Many Alumni Represent Their Companies at Career Fairs

Students and alumni come to the Career Fair hosted by the career center.YU alumni give back in many ways, one of which is by volunteering at career fairs representing their companies where they can provide advice and networking opportunities to job-seekers.

These fairs are crucial links in the process of YU graduates finding useful internships or gainful employment, and the participation of YU alumni improves their chances by giving them crucial inside information about what might be available and the best ways they can present themselves to prospective employers.

Recently, the YU Career Center sponsored two career fairs for people seeking internships and employment in accounting and finance.  Approximately 235 people attended both fairs. Susan Bauer, Director of Employer and Alumni Relations in the Career Center, noted that the alumni who participated brought “their expertise and passion to our students, and we look forward to expanding our alumni reach.”

Daniel Rosenberg and Yiriel Liss, who both helped out at these events, spoke about what motivated them to volunteer.

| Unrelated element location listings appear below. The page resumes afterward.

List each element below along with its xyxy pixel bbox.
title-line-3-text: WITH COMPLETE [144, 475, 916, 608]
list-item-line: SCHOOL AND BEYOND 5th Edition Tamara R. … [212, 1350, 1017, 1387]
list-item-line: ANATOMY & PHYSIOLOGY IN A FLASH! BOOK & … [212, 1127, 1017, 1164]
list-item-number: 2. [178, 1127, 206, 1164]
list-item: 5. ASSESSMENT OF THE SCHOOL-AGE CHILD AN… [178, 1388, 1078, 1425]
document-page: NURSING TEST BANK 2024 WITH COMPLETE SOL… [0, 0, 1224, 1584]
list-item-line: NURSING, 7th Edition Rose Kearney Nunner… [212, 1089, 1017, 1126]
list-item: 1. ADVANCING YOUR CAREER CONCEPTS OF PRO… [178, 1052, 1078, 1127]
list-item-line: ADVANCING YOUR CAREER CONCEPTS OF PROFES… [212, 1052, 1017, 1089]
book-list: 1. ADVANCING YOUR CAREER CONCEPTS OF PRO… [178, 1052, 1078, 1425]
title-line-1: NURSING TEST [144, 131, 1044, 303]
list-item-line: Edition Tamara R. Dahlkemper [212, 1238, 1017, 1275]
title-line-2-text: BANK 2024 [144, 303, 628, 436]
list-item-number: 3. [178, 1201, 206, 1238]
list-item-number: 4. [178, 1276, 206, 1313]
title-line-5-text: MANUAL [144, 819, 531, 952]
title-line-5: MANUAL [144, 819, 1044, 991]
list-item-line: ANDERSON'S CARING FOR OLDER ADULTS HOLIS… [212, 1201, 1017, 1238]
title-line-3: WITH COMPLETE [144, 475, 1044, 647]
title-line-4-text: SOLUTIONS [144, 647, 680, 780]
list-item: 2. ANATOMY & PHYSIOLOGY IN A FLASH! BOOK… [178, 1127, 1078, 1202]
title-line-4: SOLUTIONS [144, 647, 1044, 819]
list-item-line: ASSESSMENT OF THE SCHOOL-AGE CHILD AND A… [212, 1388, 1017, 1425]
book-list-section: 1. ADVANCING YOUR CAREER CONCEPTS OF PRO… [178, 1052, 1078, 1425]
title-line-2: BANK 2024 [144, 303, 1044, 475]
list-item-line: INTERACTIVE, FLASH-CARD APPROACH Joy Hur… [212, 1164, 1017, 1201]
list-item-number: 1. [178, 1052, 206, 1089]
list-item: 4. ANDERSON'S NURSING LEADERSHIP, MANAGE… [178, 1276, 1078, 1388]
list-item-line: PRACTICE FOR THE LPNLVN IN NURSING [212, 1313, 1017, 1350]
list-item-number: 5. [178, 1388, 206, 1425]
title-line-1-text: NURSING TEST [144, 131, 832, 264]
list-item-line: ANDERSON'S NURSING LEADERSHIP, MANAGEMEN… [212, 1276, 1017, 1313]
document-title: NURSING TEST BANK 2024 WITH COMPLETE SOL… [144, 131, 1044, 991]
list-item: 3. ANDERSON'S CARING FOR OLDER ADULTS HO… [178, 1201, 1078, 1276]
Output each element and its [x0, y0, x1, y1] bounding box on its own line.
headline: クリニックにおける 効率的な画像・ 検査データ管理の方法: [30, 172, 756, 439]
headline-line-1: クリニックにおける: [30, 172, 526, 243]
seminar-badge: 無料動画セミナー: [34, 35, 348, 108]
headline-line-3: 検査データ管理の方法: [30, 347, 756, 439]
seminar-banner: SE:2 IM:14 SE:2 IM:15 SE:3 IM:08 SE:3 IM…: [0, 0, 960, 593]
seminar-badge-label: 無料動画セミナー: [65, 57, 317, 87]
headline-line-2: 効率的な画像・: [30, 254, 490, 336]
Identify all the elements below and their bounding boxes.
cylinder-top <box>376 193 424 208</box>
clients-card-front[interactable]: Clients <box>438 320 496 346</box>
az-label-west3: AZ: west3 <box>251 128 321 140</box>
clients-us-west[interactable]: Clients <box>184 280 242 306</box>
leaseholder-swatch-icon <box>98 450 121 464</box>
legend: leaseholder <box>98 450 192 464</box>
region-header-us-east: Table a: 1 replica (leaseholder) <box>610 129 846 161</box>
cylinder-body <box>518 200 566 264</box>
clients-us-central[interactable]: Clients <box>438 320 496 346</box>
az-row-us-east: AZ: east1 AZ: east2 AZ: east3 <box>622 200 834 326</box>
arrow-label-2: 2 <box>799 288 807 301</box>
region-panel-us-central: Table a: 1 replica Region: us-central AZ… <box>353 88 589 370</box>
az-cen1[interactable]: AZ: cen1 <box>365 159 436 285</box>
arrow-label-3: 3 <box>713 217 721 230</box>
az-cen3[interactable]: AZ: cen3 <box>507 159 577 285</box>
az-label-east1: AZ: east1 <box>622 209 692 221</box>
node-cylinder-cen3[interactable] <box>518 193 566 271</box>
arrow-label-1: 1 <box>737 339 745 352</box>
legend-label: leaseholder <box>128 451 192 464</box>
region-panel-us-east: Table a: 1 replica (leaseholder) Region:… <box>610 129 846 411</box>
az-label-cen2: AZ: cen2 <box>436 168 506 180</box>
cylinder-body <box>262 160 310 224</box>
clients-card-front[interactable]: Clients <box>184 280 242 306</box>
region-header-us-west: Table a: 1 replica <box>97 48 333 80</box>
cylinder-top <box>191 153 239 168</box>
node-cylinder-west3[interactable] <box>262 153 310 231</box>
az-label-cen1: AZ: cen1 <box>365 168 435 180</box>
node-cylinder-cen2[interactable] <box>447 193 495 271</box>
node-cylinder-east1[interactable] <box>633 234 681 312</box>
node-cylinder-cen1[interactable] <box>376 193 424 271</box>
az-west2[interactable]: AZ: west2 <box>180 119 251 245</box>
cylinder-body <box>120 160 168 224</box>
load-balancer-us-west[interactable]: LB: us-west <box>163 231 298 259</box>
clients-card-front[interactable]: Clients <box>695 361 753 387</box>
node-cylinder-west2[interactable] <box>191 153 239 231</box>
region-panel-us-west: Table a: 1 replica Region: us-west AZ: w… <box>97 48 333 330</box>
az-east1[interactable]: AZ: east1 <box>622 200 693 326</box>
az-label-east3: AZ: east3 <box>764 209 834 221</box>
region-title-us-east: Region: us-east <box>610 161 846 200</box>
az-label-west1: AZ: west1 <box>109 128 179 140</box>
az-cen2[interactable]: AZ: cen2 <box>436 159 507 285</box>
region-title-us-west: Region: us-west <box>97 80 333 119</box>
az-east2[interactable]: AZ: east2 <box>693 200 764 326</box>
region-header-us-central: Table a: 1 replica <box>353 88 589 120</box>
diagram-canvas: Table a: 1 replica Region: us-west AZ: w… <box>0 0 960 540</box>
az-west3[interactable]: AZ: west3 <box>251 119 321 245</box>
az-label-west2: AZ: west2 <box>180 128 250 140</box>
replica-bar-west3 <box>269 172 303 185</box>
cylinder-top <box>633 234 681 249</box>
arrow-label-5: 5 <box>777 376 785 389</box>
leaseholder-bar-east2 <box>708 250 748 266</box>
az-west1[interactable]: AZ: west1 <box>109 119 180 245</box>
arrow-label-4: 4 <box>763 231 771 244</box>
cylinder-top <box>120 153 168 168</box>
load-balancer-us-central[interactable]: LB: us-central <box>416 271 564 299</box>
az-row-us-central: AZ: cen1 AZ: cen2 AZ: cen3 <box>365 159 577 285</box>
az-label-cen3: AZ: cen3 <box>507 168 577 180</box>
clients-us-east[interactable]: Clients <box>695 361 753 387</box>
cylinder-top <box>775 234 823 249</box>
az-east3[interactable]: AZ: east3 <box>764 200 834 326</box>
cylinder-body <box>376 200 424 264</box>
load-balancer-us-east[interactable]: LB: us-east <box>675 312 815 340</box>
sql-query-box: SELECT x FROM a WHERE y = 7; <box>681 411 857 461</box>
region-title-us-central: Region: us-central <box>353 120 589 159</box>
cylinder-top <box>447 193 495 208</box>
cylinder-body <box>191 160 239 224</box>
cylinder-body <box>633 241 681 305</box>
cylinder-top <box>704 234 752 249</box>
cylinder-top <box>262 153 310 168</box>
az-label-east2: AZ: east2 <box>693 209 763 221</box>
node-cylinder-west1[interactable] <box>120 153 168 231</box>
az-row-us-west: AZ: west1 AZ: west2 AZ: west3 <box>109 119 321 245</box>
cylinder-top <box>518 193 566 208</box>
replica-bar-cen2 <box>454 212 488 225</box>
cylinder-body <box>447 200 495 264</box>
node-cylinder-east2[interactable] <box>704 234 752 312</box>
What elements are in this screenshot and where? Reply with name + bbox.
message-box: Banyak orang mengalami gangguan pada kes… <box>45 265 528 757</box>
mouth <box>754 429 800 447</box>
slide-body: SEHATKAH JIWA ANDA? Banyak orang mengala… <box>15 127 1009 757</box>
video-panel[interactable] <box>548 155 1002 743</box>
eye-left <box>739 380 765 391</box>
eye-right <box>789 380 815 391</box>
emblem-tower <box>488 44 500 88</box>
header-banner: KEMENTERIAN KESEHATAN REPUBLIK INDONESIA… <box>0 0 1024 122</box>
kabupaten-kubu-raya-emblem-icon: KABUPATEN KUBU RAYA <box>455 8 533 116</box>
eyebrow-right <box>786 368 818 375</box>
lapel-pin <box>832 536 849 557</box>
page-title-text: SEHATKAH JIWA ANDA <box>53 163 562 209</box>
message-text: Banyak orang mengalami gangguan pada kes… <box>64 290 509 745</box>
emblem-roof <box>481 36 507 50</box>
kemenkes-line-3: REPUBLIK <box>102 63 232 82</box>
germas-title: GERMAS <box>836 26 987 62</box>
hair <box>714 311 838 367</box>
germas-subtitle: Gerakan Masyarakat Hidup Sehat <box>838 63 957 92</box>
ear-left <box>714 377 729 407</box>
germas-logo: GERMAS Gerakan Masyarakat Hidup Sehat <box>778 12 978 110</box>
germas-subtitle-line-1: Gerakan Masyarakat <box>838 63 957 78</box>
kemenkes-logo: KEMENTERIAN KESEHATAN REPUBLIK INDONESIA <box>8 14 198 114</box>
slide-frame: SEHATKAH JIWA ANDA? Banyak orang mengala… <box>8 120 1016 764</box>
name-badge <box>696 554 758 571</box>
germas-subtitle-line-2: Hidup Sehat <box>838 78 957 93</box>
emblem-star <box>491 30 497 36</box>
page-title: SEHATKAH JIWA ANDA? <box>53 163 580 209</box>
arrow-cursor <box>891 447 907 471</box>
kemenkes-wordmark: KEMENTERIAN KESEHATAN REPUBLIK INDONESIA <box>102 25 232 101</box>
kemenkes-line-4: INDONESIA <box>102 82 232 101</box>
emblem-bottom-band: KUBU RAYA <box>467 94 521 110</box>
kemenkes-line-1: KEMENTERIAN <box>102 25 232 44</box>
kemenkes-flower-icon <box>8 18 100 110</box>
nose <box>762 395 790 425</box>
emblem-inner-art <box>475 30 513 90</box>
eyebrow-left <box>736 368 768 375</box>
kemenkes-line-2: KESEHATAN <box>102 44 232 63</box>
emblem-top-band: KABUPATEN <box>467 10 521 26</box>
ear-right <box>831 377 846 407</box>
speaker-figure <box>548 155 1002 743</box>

Rosenberg ’93SB works at Deerwood Real Estate Capital.  He volunteered because “I enjoy meeting and talking to students.” He readily acknowledges that “the world is a very challenging– even volatile–place these days, and finding the right opportunity at the right time is very difficult.” He has hired several YU grads “because I am always looking for good talent for my company, and if I can help students find their way a little bit out there, I enjoy that.”

Liss ’15SB, who works at Goldman Sachs, has several direct pieces of advice for those looking for internships or employment.  “Here’s my list: give your all, network, apply for jobs in a systematic manner and, above all, don’t lose hope.”  Equally important is finding a way to stand out individually. “I have found that students with unique experiences or hobbies can do better in their job seeking. Find that interest that you have that makes you who you are, and pursue it. Show the employer why they would want to hire and work with you for years to come.”  Liss knows how difficult this whole search process can be, which is he volunteers his time. “If making connections and submitting resumes at the career fair eases the students’ peace of mind and can help them,” he said, “this is my way of giving back to YU and to especially the Career Center for all the help they gave me when I was a student.”

YU has a very good track record in providing opportunities for post-graduation career advancement, as evidenced by a recent survey done by the Career Center.  For example, the Class of 2016 achieved impressive acceptance rates to medical, dental and law school in particular: 93 percent, 96 percent and 100 percent, respectively.